Barriers

It occurred to me that, sometimes, the most significant of barriers aren’t even really there.

A couple of weeks ago, I wrote a post about goal-setting; I won’t bore you with a recap –> if you are interested, it’s a two-parter, available here and here.

It occurred to me after I wrote that post that I was going to need a new goal for my running routine, so I am planning on running a half-marathon before the end of the year.

Which is more than double the length of my PB (personal best).

Which is scary.

But, if you’d told me at the beginning of the year that I was going to run a 10K this year –multiple times, actually– I would have been afraid of what that was going to be like, all the way back then.

Just like I’m afraid, now, of the goal that now lies in front of me.

But I think I’ve discovered something: the barriers that we believe are in our way, a lot of the time, aren’t even really there. We might imagine them being there, but that’s not the same thing as them actually being there.

* * *

Do you know what a Socratic square is? It’s a large square consisting of four smaller squares, of equal size. The diagram can be used to illustrate situations in which two different variables, each with two  possible conditional states, can produce multiple outcomes. Let’s apply the Socratic square to the concept of barriers, for a moment.

A barrier can serve two purposes: it can serve to confine and it can serve to protect. In the event that a barrier protects us from what’s outside, we are happy to have it. In the event that a barrier confines us, limiting our freedom, we are usually opposed, inasmuch as we tend to like to be free. However, we can –although it would be abnormal– choose to hate the barrier that protects us, just as we can also, atypically, choose to love the barrier that confines us. Each of these four outcomes –> 1) love to be confined, 2) hate to be confined, 3) love to be protected, and 4) hate to be protected, results from the two conditional states that we can have about a wall, and the two conditional states pertaining to whether the wall is protecting us or protecting others from us.

I saw a recent political ad that juxtaposed our President’s plans to build a wall, at the beginning of his presidency, with the fact that the majority of the free world has restricted travel to their countries from the United States, in light of the current COVID-19 crisis and America’s continuing problems with the pandemic.

Without making any further political statements on the matter, this political ad made me realize that barriers can be viewed in a positive light, or in a negative light, depending on which side of the barrier you find yourself, and depending on whether or not you are okay with being protected or being confined.

It reminds me of a sci-fi book that I read, years ago, by one of my favorite sci-fi authors, Greg Egan. The book was called Quarantine, and it tells the story of Earth, in the future, surrounded by an impenetrable wall that has been placed around us for reasons unknown. The barrier, its source, and its effects on the people of Earth –leading to an interesting mental disease called Bubble Fever– are the subject of the book. As much as I remember it, I enjoyed the book thoroughly.

* * *

I think that the barriers, that hamper me most often, are the excuses that I use.

This blog post concept came to me this morning during a run. It wasn’t a particularly difficult distance to run, but I still struggled because I was telling myself, in my head, that it was okay for me to be stopping to catch my breath because of the humidity, because it was hard to breathe, because the weather was not cooperating. And, you might think, “Sure, those reasons sound like legitimate reasons for having to stop during a run.”
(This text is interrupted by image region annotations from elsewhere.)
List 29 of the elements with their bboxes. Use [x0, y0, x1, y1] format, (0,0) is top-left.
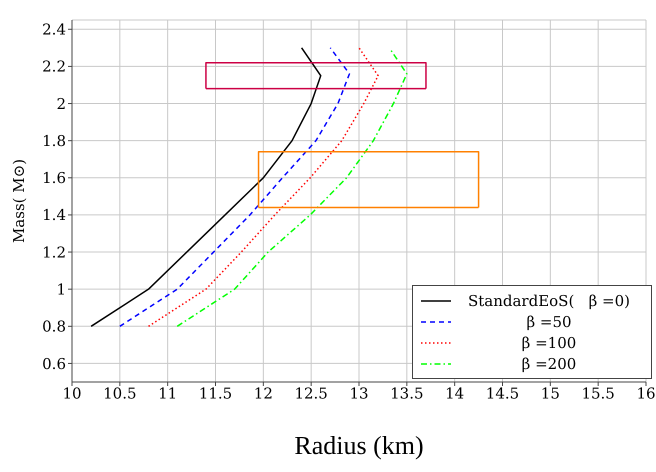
y-tick-label: 1.4 [42, 206, 66, 224]
y-tick-label: 1.8 [42, 132, 66, 150]
y-tick-label: 0.6 [42, 354, 66, 373]
x-tick-label: 13 [349, 384, 369, 403]
x-tick-label: 10 [62, 384, 82, 403]
y-tick-label: 0.8 [42, 318, 66, 336]
legend-label: StandardEoS( β =0) [466, 292, 632, 310]
text: β =50 [525, 312, 573, 330]
x-tick-label: 13.5 [390, 384, 424, 403]
x-tick-label: 11 [158, 384, 178, 403]
x-tick-label: 11.5 [198, 384, 232, 403]
y-tick-label: 2.2 [42, 58, 66, 76]
x-tick-label: 12.5 [294, 384, 328, 403]
x-tick-label: 10.5 [103, 384, 137, 403]
y-tick-label: 1 [56, 280, 66, 299]
text: β =100 [520, 334, 578, 352]
x-tick-label: 14 [445, 384, 464, 403]
y-axis-title: Mass( M⊙) [10, 158, 28, 244]
y-tick-label: 1.6 [42, 169, 66, 188]
x-tick-label: 15 [540, 384, 560, 403]
x-tick-label: 12 [254, 384, 273, 403]
text: β =200 [520, 354, 578, 372]
y-tick-label: 2.4 [42, 20, 66, 39]
x-tick-label: 15.5 [581, 384, 615, 403]
y-tick-label: 2 [56, 94, 66, 113]
x-tick-label: 16 [636, 384, 656, 403]
y-tick-label: 1.2 [42, 243, 66, 262]
x-axis-title: Radius (km) [294, 431, 424, 460]
x-tick-label: 14.5 [486, 384, 520, 403]
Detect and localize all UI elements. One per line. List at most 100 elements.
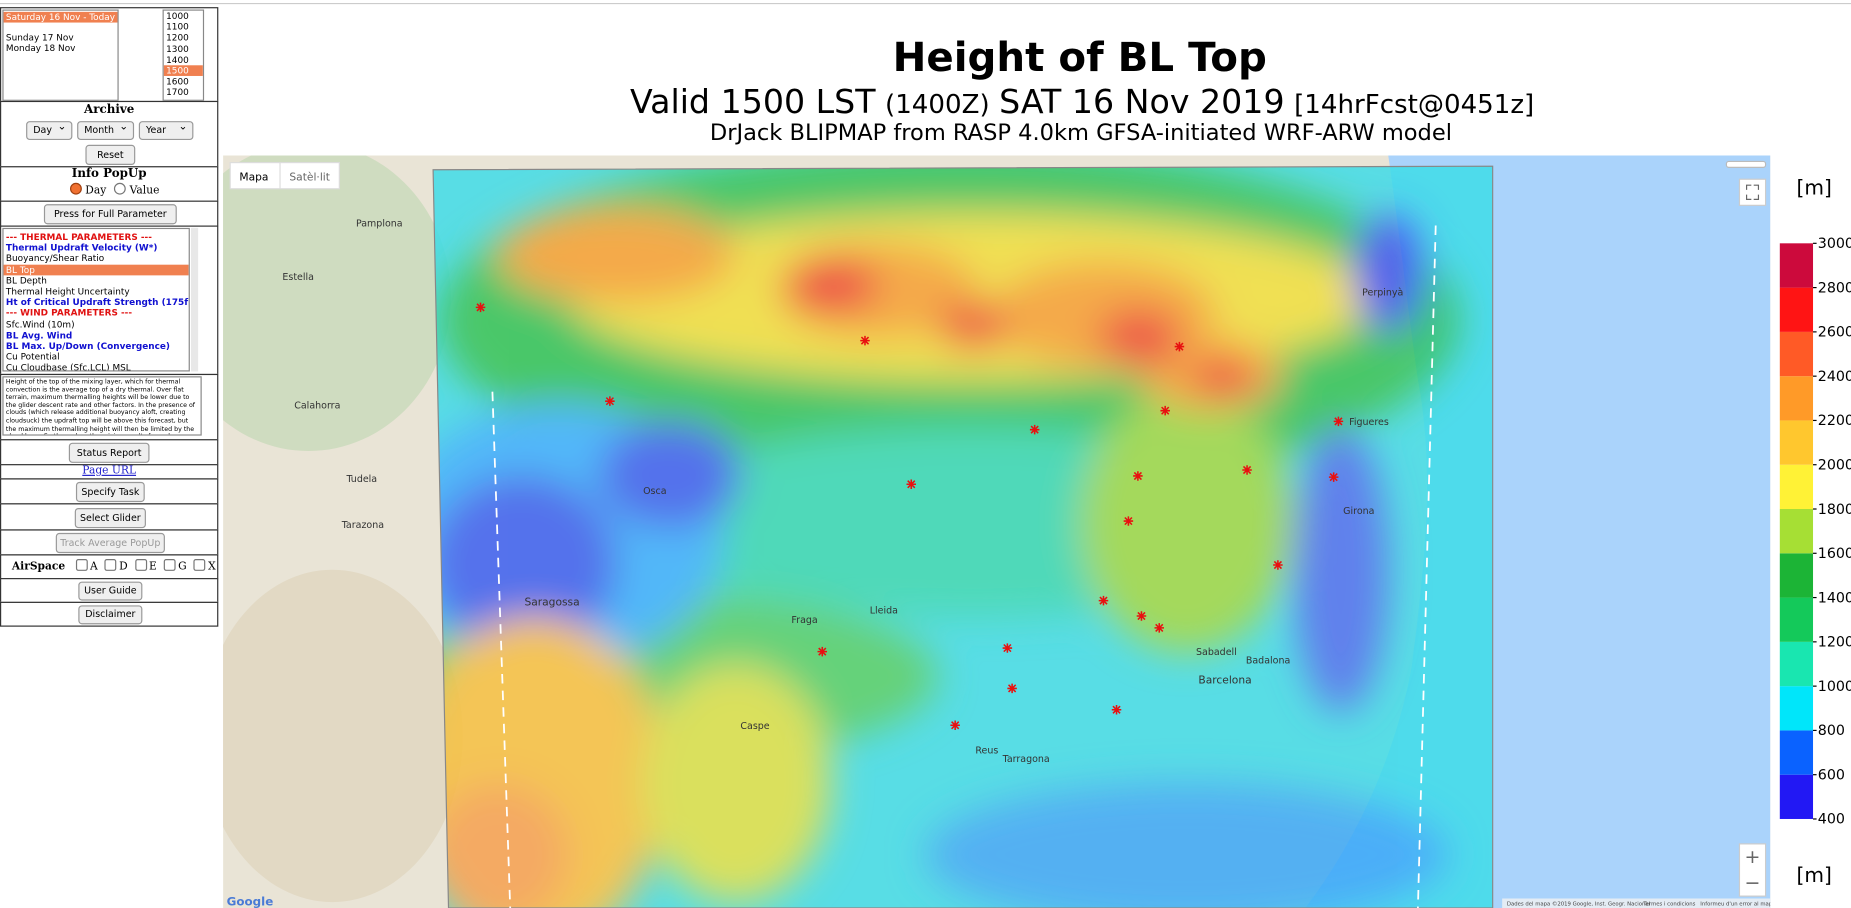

But, the thing is, I’ve run in higher humidity than I faced this morning. I ran in Texas, a few weeks back, when the humidity was 90% and the temperatures were in the low 80s at 7:00 a.m. By comparison, my run this morning was not so tough, as to warrant me stopping six times in four miles. But I did, because I had already legitimized the excuses in my mind.

Maybe the formula is more complicated than I realize.

Maybe it’s not just, “low humidity, run non-stop; high humidity, can’t go straight through.” Who knows how many variables are involved in that eventual decision that I make to stop, for just a few seconds?

When I know, in advance, that I am going to use an excuse to explain my sub-par performances, then it’s pretty much over but the crying afterward (metaphorical crying, not real crying). The funny thing about the quitting that I do, when I am properly armed with just the right excuse, is that I’ve had four or six or ten runs in a row where I never stopped during any of those runs, and then I start to think to myself, “Man, I am glad that I am done with that stupid ‘quitting when it gets tough’ garbage.” But, then, I quit during a subsequent run, maybe just once or twice, and then I’m defeated; sure to follow is a decent string of runs where I can’t seem to do the whole thing straight no matter what I do.

I guess there’s always going to be something in the way, some barrier or some set of circumstances that I decide to use as an excuse. Every time I chose the excuses over the work that I have to do to keep going, I am choosing to believe a lie –> that I can’t do what I know that I can do. It’s during those moments, when I’ve decided that I cannot, that the struggle is over and I’ve lost the battle.

Bottom line: you can’t do what you don’t believe you can do.